Unfortunately, even after the dangers were known, people didn't immediately throw things out.  Many items remained in family homes until they were donated to museums and libraries where they reside today.  Museums and libraries need to check their inventory for arsenic so people stay safe.

Let me know what you think.  I'd love to hear.  Have a great day.


  1. How interesting Lee. I've never heard of such a thing. Some people are afraid books can poison the mind, but in this case, they can literally poison the body! I love books--new and old. Thanks for sharing this interesting tidbit on Blogger's Pit Stop.

    1. Thank you for visiting and leaving a comment. I didn't know this until I ran across the information.

  2. It seems to be only recently that arsenic became something people kept their distance from. It was useful (although I didn't know about its use in book binding), even if it did some collateral damage. It was mined in Cornwall (where I live)--it was a byproduct of tin and copper mining.

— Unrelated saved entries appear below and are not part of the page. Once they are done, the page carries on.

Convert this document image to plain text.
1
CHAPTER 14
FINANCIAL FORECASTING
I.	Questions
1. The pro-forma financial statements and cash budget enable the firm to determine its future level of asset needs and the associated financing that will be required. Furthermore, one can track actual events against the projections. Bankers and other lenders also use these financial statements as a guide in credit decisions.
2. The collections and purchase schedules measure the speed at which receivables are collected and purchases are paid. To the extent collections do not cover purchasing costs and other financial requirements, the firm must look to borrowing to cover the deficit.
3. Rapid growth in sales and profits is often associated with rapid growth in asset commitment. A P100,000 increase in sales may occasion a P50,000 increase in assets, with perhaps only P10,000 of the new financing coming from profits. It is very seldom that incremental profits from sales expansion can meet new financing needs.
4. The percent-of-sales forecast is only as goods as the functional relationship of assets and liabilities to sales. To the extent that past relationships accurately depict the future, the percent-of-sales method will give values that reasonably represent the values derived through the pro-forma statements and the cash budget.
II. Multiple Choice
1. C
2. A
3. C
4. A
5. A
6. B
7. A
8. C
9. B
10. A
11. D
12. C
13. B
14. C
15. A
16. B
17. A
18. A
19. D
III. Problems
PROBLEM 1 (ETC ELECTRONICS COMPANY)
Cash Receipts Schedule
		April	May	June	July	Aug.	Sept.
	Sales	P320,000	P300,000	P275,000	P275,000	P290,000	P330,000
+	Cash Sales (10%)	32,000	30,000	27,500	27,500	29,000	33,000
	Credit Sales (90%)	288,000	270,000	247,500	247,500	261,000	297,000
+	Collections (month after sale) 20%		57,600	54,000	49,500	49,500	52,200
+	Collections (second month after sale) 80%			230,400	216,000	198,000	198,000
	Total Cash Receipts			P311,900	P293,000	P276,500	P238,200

    A song about Cornish mining has the lines, "Where the copper and clay, the arsenic and tin, run in your blood and get under you skin."

    Oh, I can't help myself, I just have to leave you a link to that too:

  3. Fascinating read. I had heard about this and shudder to think if anyone reading these books might get some arsenic on their fingers.

  4. That was very interesting Lee, I know arsenic pops up in many things but I had not heard about the book binding use. We will feature your post on the next Blogger's Pit Stop.

    1. Thank you. I realize I'm running late with a reply but life got so busy during the summer.